Never one to rest on her laurels, Tess is constantly expanding her roadmap and becoming an expert on new topics. She started at Bessemer focused on space investing with Rocket Lab and Spire, but expanded to invest in drones a year later with Iris Automation, Impossible Aerospace, and DroneDeploy. A year later, she delved deep into the world of autonomous vehicles with Phantom Auto, and then most recently, agriculture tech with Atomo Coffee and Black Sheep. “As an investor, I feel like I have a dozen mini-PhDs in different topics and industries,” she says. “There’s always something new to learn, especially when you’re in startup land. These companies are literally turning theory into reality.”
One of the new realities Tess is thrilled to be exploring is how many foods that we consume on a daily basis can be replaced with plant-based alternatives. Many of these alternatives are more nutritious, far less taxing on the environment, and a lucrative business opportunity.
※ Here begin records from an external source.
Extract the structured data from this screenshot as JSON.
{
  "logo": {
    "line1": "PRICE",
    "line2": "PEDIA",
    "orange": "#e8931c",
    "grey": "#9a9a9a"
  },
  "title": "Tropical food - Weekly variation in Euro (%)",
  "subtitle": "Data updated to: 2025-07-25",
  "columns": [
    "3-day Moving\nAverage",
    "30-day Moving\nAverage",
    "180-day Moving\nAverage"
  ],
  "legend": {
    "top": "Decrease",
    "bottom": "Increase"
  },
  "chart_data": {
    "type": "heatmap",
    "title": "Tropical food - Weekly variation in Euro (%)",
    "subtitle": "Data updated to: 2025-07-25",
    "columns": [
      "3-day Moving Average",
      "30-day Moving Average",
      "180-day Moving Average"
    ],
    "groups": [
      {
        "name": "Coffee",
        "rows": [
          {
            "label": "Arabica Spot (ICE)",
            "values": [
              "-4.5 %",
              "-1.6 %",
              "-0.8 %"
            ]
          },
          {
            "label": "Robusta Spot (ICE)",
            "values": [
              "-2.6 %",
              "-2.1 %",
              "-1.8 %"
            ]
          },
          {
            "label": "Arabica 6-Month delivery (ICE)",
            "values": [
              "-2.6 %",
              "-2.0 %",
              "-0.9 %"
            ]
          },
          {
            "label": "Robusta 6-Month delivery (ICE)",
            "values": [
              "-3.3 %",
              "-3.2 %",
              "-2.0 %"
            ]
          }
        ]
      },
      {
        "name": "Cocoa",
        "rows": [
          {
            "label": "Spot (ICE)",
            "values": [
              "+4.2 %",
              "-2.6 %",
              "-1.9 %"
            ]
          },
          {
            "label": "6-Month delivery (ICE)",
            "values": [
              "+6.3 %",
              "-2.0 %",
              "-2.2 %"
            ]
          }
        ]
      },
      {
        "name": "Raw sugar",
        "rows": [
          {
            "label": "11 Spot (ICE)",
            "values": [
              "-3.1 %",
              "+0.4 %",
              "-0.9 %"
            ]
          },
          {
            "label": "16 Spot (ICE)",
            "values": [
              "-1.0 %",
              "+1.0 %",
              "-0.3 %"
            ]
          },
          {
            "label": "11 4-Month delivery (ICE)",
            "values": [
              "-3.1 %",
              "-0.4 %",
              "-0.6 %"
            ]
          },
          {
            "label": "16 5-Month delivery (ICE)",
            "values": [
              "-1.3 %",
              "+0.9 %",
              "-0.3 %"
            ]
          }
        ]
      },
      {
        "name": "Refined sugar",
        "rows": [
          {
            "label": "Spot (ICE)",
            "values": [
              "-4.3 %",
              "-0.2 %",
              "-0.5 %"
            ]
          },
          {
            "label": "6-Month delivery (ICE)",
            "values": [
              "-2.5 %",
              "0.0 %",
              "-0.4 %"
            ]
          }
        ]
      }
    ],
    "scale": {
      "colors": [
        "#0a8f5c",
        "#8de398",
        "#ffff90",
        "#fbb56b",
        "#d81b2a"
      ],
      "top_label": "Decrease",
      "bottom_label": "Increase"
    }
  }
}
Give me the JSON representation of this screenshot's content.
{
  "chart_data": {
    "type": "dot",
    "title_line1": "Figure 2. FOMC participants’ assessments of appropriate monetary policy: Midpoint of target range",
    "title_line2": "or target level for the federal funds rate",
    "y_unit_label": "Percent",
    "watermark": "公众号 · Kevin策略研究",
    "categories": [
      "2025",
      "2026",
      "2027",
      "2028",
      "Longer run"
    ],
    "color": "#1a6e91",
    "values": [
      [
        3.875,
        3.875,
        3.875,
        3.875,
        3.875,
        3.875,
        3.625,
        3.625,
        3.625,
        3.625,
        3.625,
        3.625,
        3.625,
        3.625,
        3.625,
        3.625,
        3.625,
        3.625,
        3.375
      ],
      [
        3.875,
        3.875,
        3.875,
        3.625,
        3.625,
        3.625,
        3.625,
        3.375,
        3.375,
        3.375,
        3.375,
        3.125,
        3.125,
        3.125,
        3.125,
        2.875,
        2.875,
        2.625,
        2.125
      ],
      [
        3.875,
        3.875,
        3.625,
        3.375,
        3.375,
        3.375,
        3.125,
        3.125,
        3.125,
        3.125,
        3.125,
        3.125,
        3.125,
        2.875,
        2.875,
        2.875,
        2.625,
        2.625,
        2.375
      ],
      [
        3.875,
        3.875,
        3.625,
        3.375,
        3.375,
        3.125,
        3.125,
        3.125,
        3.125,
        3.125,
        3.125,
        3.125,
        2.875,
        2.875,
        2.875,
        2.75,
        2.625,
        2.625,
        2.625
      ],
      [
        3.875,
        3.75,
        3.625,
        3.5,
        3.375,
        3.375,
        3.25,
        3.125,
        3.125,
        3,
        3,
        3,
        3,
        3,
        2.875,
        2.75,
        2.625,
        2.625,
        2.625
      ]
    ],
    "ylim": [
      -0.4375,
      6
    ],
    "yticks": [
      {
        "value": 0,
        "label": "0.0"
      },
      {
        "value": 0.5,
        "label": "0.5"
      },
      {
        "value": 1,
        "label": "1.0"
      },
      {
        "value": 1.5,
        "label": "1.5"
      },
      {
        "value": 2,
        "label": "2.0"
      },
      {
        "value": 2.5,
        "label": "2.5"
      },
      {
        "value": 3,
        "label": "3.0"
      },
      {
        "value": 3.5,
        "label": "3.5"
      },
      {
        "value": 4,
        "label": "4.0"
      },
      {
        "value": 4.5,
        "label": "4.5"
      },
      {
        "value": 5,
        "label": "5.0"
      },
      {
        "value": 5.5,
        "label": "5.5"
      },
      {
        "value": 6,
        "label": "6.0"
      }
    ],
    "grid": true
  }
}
All of the food tech investments Tess has made have relied on deep technology, either with regard to the ingredients, the process, or both. One of these companies is Atomo Coffee, which develops and sells beanless (“molecular”) coffee, aiming to provide a sustainable alternative to the world’s roughly 2.5 trillion cups of coffee consumed each year. They do so by reverse engineering coffee’s aroma, flavor, color, caffeine content, and mouthfeel with upcycled and sustainable ingredients such as seeds and roots. In short, Atomo Coffee is to conventional coffee what lab-grown meat is to conventional meat.
What’s next for Tess? For starters, two of her portfolio companies are going public this year—Spire Global and Rocket Lab. Beyond that, Tess looks to the next generation of technically-minded entrepreneurs to guide her to what’s next. “Every new roadmap I’ve chosen has been due to brilliant entrepreneurs who have told me about why their solution will remove a bottleneck in the deep tech industry. I sincerely can’t wait to meet whoever’s next.”
Tess would like to extend her gratitude to her mentor David Cowan, who championed and sponsored her—often putting her ahead of himself amid new opportunities. “I really am the investor I am today because of him,” she says. She would also like to thank Byron Deeter, Elliott Robinson, and the rest of the Bessemer partners for putting their faith in her.